Screening
Movement Imagined: 16mm Pinhole Camera Workshop with Tetsuya Maruyama

On SATURDAY, MAY 17th, and SUNDAY, MAY 18th, from 10am-3pm, acclaimed multimedia artist Tetsuya Maruyama will lead a 16mm pinhole camera workshop with Japanese matchboxes and contact printing.
“Stenopeic camera does not have a lens. We have a lens in our eyes, and without it we would be blind. Pinhole camera is blind because it does not have a lens.” Paolo Gioli, about pinhole film
In this workshop, we will experiment with some of the most archaic photography techniques; pinhole camera and contact printing, with the use of Japanese old matchbox. Pan-cinema raw material; time and space. From images captured on 16mm film frame by frame, we create negative and positive copies with Print Film. This technique allows the freedom to work directly with the surface of the film with light, in the same way as a painter leaves his/her gesture on a canvas.
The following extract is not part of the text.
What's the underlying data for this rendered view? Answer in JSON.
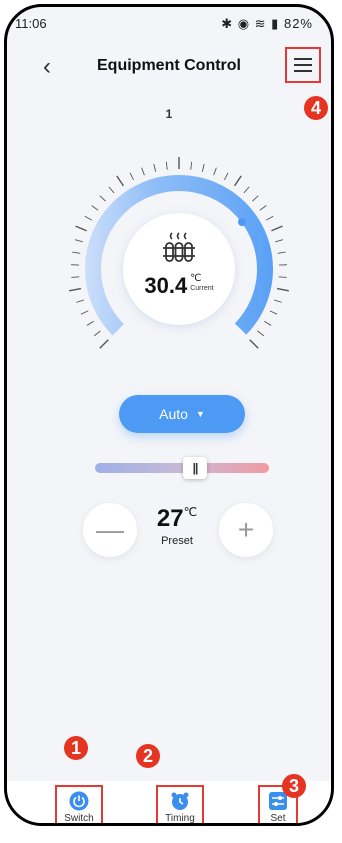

A 35mm photographic film cassette modification is required to load 16mm film, along with making a small camera box with household items such as a matchbox. Thus, we can also print information on the sound area of the film. We will see some works made with these techniques by artists like Paolo Gioli, Dianna Barrie, Philipp Fleischmann, etc.
At the end, we will present a collective film installation on the last day of the festival.
Number of participants: 8 (maximum).
Tetsuya Maruyama (Yokohama, 1983) is an artist whose interdisciplinary practice includes film, text, performance, sound, idea, installation, etc(not necessarily in this order). His work departs from re-contextualization of found banal matters and textures, as a liminal record of quotidian observations. As an independent programmer and researcher, he has presented programs on Brazilian experimental cinema in US, Argentina, Brazil, Japan, and Canada. He is a founder of Megalab, an artist-run film lab in Rio de Janeiro.
Program content per day/class: total hour(10h)
Day 1: 5h (10am-3pm)
- Presentation of films made with pinhole camera of different handmade formats, such as 16mm film box, 35mm film can, super 8mm cartridge, metal tubes, etc. from various authors.
- Making pinhole camera with matchbox.
- Photographing with pinhole camera in the vicinity of the workshop location. Developing film.
Day 2: 5h (10am-3pm)
- Continue photographing and developing film.
- Copying with contact printing on 16mm film.
- Assembly of collective film-installation.
- Activation of installation open to the public.
Prerequisite of participants:
Anyone interested in experimenting with moving images in photochemical format. Age group above 14 years.
Didactic resources:
All teaching resources will be shown digitally, such as digital film files and powerpoint presentation.